The Court for Urgent Matters ruled against a verdict by a separate court in January that banned the handover of the islands of Tiran and Sanafir to Riyadh, state television reported on its website.
Egypt signed a border agreement with Saudi Arabia in April 2016 which would have seen the islands of Tiran and Sanafir come under Riyadh’s control.
President Abdel-Fattah al-Sissi came under fierce criticism from opponents, while mass protests erupted across Egypt and legal challenges were mounted.
The Egyptian government argued that the tourist islands have been only been administered by Egypt since the 1950s upon the request of the Gulf monarchy.
On April 11, 2016 moves by the Egyptian government to hand the islands over to Saudi Arabia drew angry reaction from opposition figures.

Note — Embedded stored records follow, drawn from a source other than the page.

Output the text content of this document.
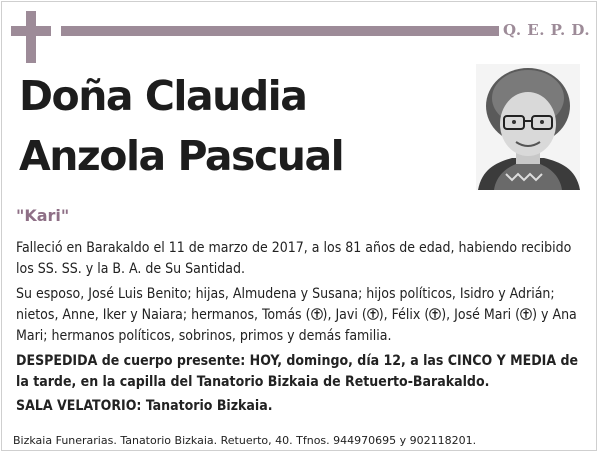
Q. E. P. D.
Doña Claudia
Anzola Pascual
"Kari"
Falleció en Barakaldo el 11 de marzo de 2017, a los 81 años de edad, habiendo recibido los SS. SS. y la B. A. de Su Santidad.
Su esposo, José Luis Benito; hijas, Almudena y Susana; hijos políticos, Isidro y Adrián; nietos, Anne, Iker y Naiara; hermanos, Tomás ( ), Javi ( ), Félix ( ), José Mari ( ) y Ana Mari; hermanos políticos, sobrinos, primos y demás familia.
DESPEDIDA de cuerpo presente: HOY, domingo, día 12, a las CINCO Y MEDIA de la tarde, en la capilla del Tanatorio Bizkaia de Retuerto-Barakaldo.
SALA VELATORIO: Tanatorio Bizkaia.
Bizkaia Funerarias. Tanatorio Bizkaia. Retuerto, 40. Tfnos. 944970695 y 902118201.
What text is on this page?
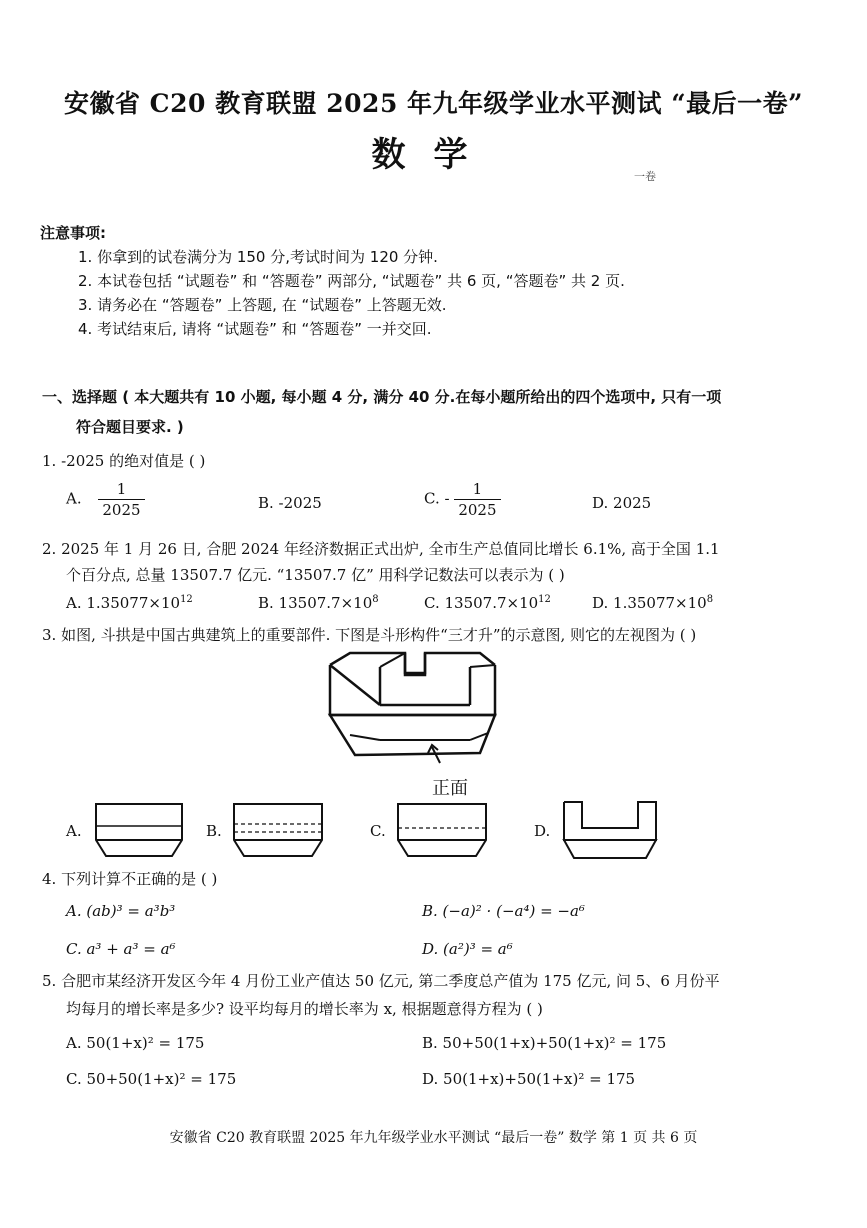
安徽省 C20 教育联盟 2025 年九年级学业水平测试 “最后一卷”
数学
一卷
注意事项:
1. 你拿到的试卷满分为 150 分,考试时间为 120 分钟.
2. 本试卷包括 “试题卷” 和 “答题卷” 两部分, “试题卷” 共 6 页, “答题卷” 共 2 页.
3. 请务必在 “答题卷” 上答题, 在 “试题卷” 上答题无效.
4. 考试结束后, 请将 “试题卷” 和 “答题卷” 一并交回.
一、选择题 ( 本大题共有 10 小题, 每小题 4 分, 满分 40 分.在每小题所给出的四个选项中, 只有一项
符合题目要求. )
1. -2025 的绝对值是 ( )
A. $\frac{1}{2025}$	B. -2025	C. - $\frac{1}{2025}$	D. 2025
2. 2025 年 1 月 26 日, 合肥 2024 年经济数据正式出炉, 全市生产总值同比增长 6.1%, 高于全国 1.1
个百分点, 总量 13507.7 亿元. “13507.7 亿” 用科学记数法可以表示为 ( )
A. $1.35077\times 10^{12}$	B. $13507.7\times 10^8$	C. $13507.7\times 10^{12}$	D. $1.35077\times 10^8$
3. 如图, 斗拱是中国古典建筑上的重要部件. 下图是斗形构件“三才升”的示意图, 则它的左视图为 ( )
正面
A.	B.	C.	D.
4. 下列计算不正确的是 ( )
A. (ab)³ = a³b³	B. (−a)² · (−a⁴) = −a⁶
C. a³ + a³ = a⁶	D. (a²)³ = a⁶
5. 合肥市某经济开发区今年 4 月份工业产值达 50 亿元, 第二季度总产值为 175 亿元, 问 5、6 月份平
均每月的增长率是多少? 设平均每月的增长率为 x, 根据题意得方程为 ( )
A. 50(1+x)² = 175	B. 50+50(1+x)+50(1+x)² = 175
C. 50+50(1+x)² = 175	D. 50(1+x)+50(1+x)² = 175
安徽省 C20 教育联盟 2025 年九年级学业水平测试 “最后一卷” 数学 第 1 页 共 6 页
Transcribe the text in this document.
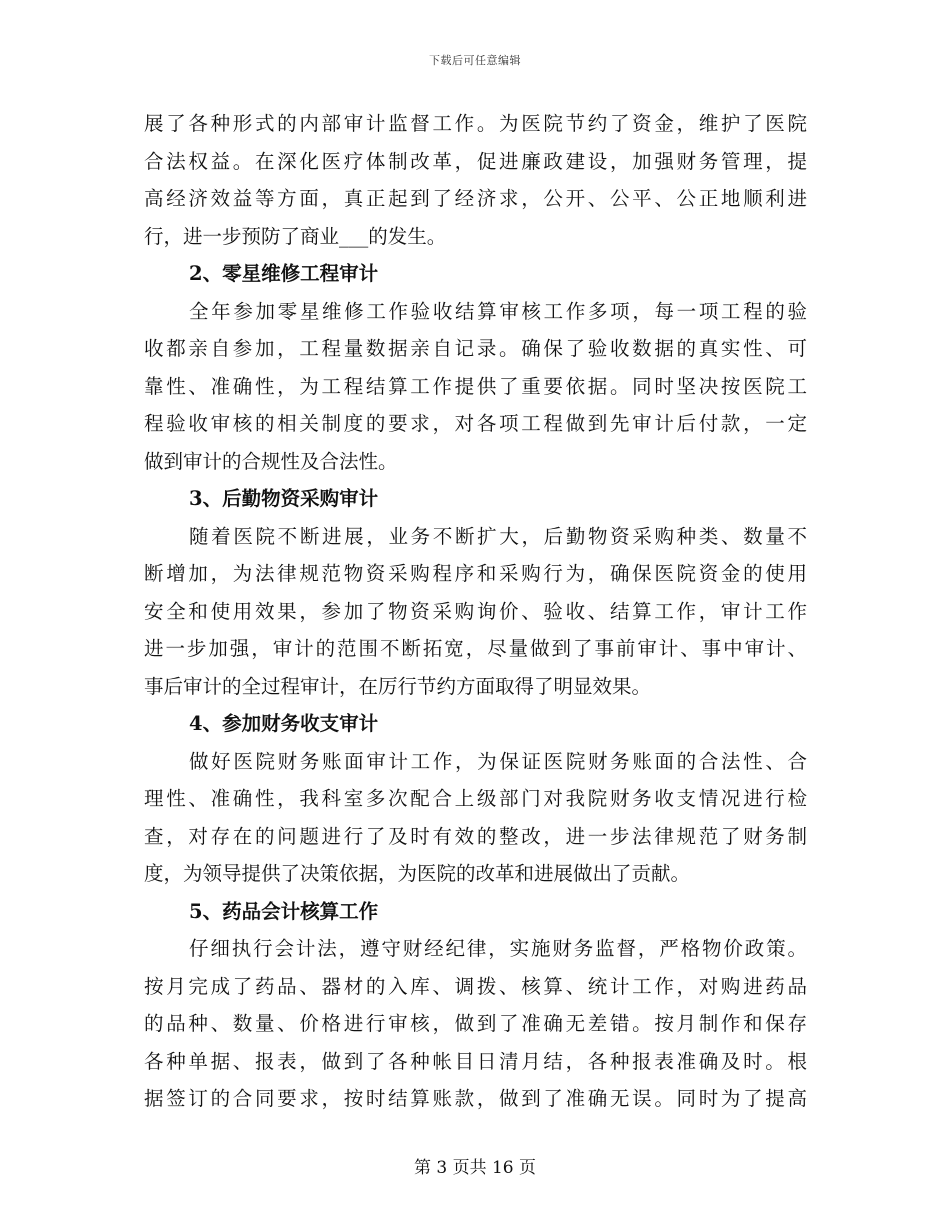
下载后可任意编辑
展了各种形式的内部审计监督工作。为医院节约了资金，维护了医院
合法权益。在深化医疗体制改革，促进廉政建设，加强财务管理，提
高经济效益等方面，真正起到了经济求，公开、公平、公正地顺利进
行，进一步预防了商业___的发生。
2、零星维修工程审计
全年参加零星维修工作验收结算审核工作多项，每一项工程的验
收都亲自参加，工程量数据亲自记录。确保了验收数据的真实性、可
靠性、准确性，为工程结算工作提供了重要依据。同时坚决按医院工
程验收审核的相关制度的要求，对各项工程做到先审计后付款，一定
做到审计的合规性及合法性。
3、后勤物资采购审计
随着医院不断进展，业务不断扩大，后勤物资采购种类、数量不
断增加，为法律规范物资采购程序和采购行为，确保医院资金的使用
安全和使用效果，参加了物资采购询价、验收、结算工作，审计工作
进一步加强，审计的范围不断拓宽，尽量做到了事前审计、事中审计、
事后审计的全过程审计，在厉行节约方面取得了明显效果。
4、参加财务收支审计
做好医院财务账面审计工作，为保证医院财务账面的合法性、合
理性、准确性，我科室多次配合上级部门对我院财务收支情况进行检
查，对存在的问题进行了及时有效的整改，进一步法律规范了财务制
度，为领导提供了决策依据，为医院的改革和进展做出了贡献。
5、药品会计核算工作
仔细执行会计法，遵守财经纪律，实施财务监督，严格物价政策。
按月完成了药品、器材的入库、调拨、核算、统计工作，对购进药品
的品种、数量、价格进行审核，做到了准确无差错。按月制作和保存
各种单据、报表，做到了各种帐目日清月结，各种报表准确及时。根
据签订的合同要求，按时结算账款，做到了准确无误。同时为了提高
第 3 页共 16 页
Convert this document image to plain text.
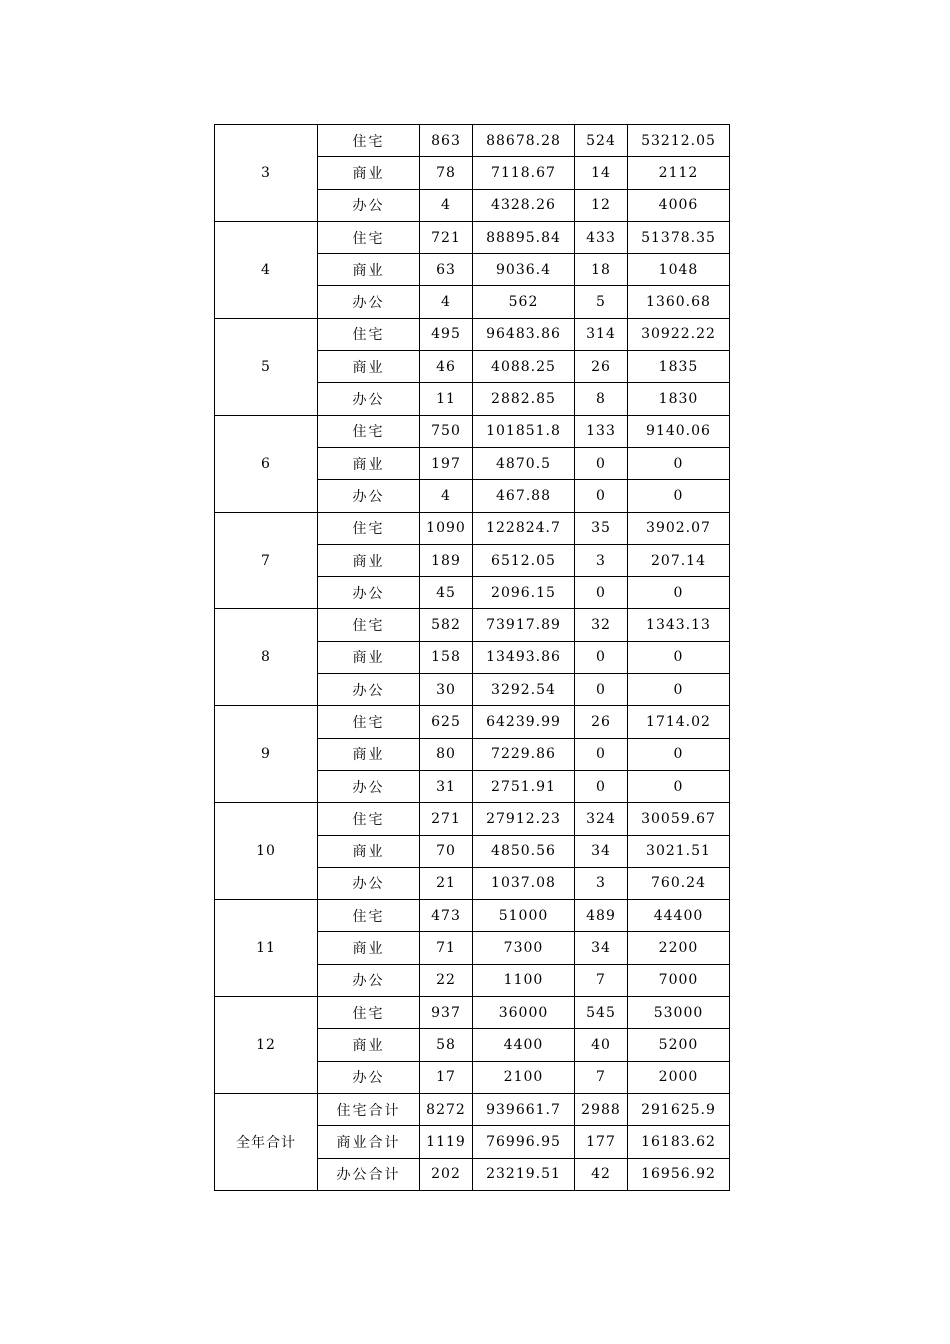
3	住宅	863	88678.28	524	53212.05
	商业	78	7118.67	14	2112
	办公	4	4328.26	12	4006
4	住宅	721	88895.84	433	51378.35
	商业	63	9036.4	18	1048
	办公	4	562	5	1360.68
5	住宅	495	96483.86	314	30922.22
	商业	46	4088.25	26	1835
	办公	11	2882.85	8	1830
6	住宅	750	101851.8	133	9140.06
	商业	197	4870.5	0	0
	办公	4	467.88	0	0
7	住宅	1090	122824.7	35	3902.07
	商业	189	6512.05	3	207.14
	办公	45	2096.15	0	0
8	住宅	582	73917.89	32	1343.13
	商业	158	13493.86	0	0
	办公	30	3292.54	0	0
9	住宅	625	64239.99	26	1714.02
	商业	80	7229.86	0	0
	办公	31	2751.91	0	0
10	住宅	271	27912.23	324	30059.67
	商业	70	4850.56	34	3021.51
	办公	21	1037.08	3	760.24
11	住宅	473	51000	489	44400
	商业	71	7300	34	2200
	办公	22	1100	7	7000
12	住宅	937	36000	545	53000
	商业	58	4400	40	5200
	办公	17	2100	7	2000
全年合计	住宅合计	8272	939661.7	2988	291625.9
	商业合计	1119	76996.95	177	16183.62
	办公合计	202	23219.51	42	16956.92
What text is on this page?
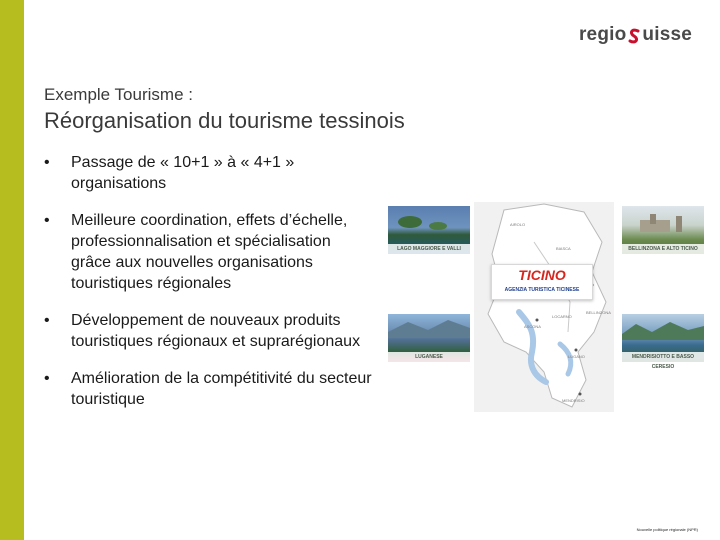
regio uisse
Exemple Tourisme :
Réorganisation du tourisme tessinois
• Passage de « 10+1 » à « 4+1 » organisations
• Meilleure coordination, effets d’échelle, professionnalisation et spécialisation grâce aux nouvelles organisations touristiques régionales
• Développement de nouveaux produits touristiques régionaux et suprarégionaux
• Amélioration de la compétitivité du secteur touristique
AIROLO
BIASCA
BELLINZONA
ASCONA
LOCARNO
LUGANO
MENDRISIO
LAGO MAGGIORE E VALLI	BELLINZONA E ALTO TICINO
LUGANESE	MENDRISIOTTO E BASSO CERESIO
TICINO
AGENZIA TURISTICA TICINESE
Nouvelle politique régionale (NPR)
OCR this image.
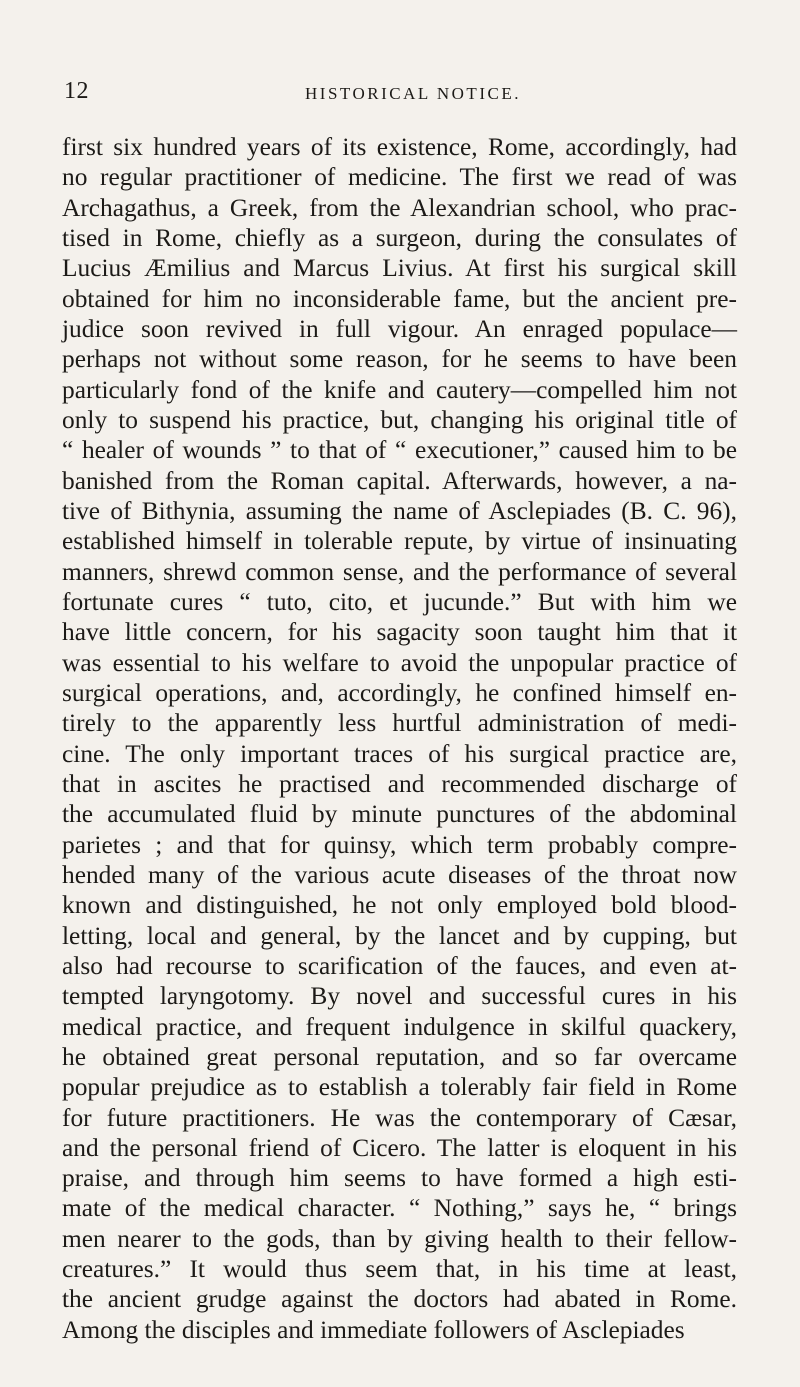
12	HISTORICAL NOTICE.
first six hundred years of its existence, Rome, accordingly, had
no regular practitioner of medicine. The first we read of was
Archagathus, a Greek, from the Alexandrian school, who prac-
tised in Rome, chiefly as a surgeon, during the consulates of
Lucius Æmilius and Marcus Livius. At first his surgical skill
obtained for him no inconsiderable fame, but the ancient pre-
judice soon revived in full vigour. An enraged populace—
perhaps not without some reason, for he seems to have been
particularly fond of the knife and cautery—compelled him not
only to suspend his practice, but, changing his original title of
“ healer of wounds ” to that of “ executioner,” caused him to be
banished from the Roman capital. Afterwards, however, a na-
tive of Bithynia, assuming the name of Asclepiades (B. C. 96),
established himself in tolerable repute, by virtue of insinuating
manners, shrewd common sense, and the performance of several
fortunate cures “ tuto, cito, et jucunde.” But with him we
have little concern, for his sagacity soon taught him that it
was essential to his welfare to avoid the unpopular practice of
surgical operations, and, accordingly, he confined himself en-
tirely to the apparently less hurtful administration of medi-
cine. The only important traces of his surgical practice are,
that in ascites he practised and recommended discharge of
the accumulated fluid by minute punctures of the abdominal
parietes ; and that for quinsy, which term probably compre-
hended many of the various acute diseases of the throat now
known and distinguished, he not only employed bold blood-
letting, local and general, by the lancet and by cupping, but
also had recourse to scarification of the fauces, and even at-
tempted laryngotomy. By novel and successful cures in his
medical practice, and frequent indulgence in skilful quackery,
he obtained great personal reputation, and so far overcame
popular prejudice as to establish a tolerably fair field in Rome
for future practitioners. He was the contemporary of Cæsar,
and the personal friend of Cicero. The latter is eloquent in his
praise, and through him seems to have formed a high esti-
mate of the medical character. “ Nothing,” says he, “ brings
men nearer to the gods, than by giving health to their fellow-
creatures.” It would thus seem that, in his time at least,
the ancient grudge against the doctors had abated in Rome.
Among the disciples and immediate followers of Asclepiades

An Egyptian cabinet announcement said that technical work on the two countries’ maritime boundary had shown that the islands of Tiran and Sanafir were within Saudi territorial waters.
The statement came while Saudi Arabia’s King Salman was in Cairo for a five-day visit.
The Saudi leader on Sunday addressed the Egyptian parliament, where he received a thunderous welcome with repeated applause and standing ovations.
Riyadh has given significant financial and diplomatic backing to Egypt since President Abdel Fattah el-Sisi – then head of the armed forces – toppled then president Mohamed Morsi in 2013.
Tiran and Sanafir are at the southern entry to the Gulf of Aqaba, where both Israel and Jordan maintain important ports.